みでぃあむ……いや、せみ……せみろんぐ……?

よくわからないがボブよりは長めで、肩辺りまでの長さで切り、ストレートでハーフアップにしている。

しかしこれが登下校中には凶と出て、首後ろがジメジメして仕方がない。

学生にとって一年の間で一番のオアシスと言っても過言ではない夏休みを終え、一時砂漠地帯へと化する、と言っても過言ではない新学期が始まった。

まず立ちはだかるのは、新学期恒例の実力テストである。

麗華に感化され、私も勉強量を増やし、橘兄弟と共に学習をした。

夏休み中は入院していたので、瑠璃さんに来てもらう形になったが、部活が忙しいらしく、ほぼ私と橘くんの二人きりで勉強する形となったのだが。

恐ろしく気まずいのだ。

自然な無言というのならそれでいいのだが、私が意識し過ぎているのか、沈黙が作り物のように思えてしまう。

そのため、必死に話題を振り絞り話し掛けてみるもキャッチボールの途切れ方が異常なのである。

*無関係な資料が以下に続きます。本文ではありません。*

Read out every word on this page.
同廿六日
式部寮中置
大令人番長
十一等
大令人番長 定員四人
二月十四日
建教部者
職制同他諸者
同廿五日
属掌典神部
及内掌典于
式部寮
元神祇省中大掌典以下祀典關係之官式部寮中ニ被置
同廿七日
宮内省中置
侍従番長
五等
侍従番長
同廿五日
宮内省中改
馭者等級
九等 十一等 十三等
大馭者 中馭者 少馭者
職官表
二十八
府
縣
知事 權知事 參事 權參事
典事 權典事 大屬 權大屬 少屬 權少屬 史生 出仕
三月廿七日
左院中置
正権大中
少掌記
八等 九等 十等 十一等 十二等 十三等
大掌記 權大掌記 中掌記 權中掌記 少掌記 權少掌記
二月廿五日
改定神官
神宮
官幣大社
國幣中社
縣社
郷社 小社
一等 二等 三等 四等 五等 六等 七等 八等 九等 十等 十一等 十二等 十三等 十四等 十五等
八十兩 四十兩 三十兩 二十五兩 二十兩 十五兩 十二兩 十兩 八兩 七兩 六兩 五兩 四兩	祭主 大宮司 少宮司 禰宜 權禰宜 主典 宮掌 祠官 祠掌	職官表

きっと橘くんは何も気づいていないでしょうに、私だけ慌てたりして馬鹿みたいだ。

それに、もうほぼ治っているのにやたら頬の傷跡を気に掛けてくるし。

まあ確かに少しは残るかもしれないかもしれない。

強いていえば、もう一つ思い当たる節があるのだが、というか、ほぼこれが原因なのだろうという出来事がひとつ。

花火大会の後、あの騒擾があったことにより時刻は午後9時を過ぎていた。

うちの病院の消灯時間はゆうに越している。

病院に帰れないことはないが、この格好、そして血飛沫、この年齢、この私が見つかれば雷が落ちるのは間違いがない。

かといって二階から侵入できるかと言われると、それは無理がある。

という訳で、橘くんの家に泊ったのだ。

私はとんでもない不良少女になったようだ。

嫌な気はしなかった。

家に着くと、幸運なことにお父様はおらず、いつも勉強していた畳の部屋で瑠璃さんのみが寝間着姿でバラエティ番組をケタケタ笑いながら見ていた。

瑠璃さんは私達を見ると驚いた顔をし、すぐさま納得したようにニヤニヤと口角をだらしなく歪ませた。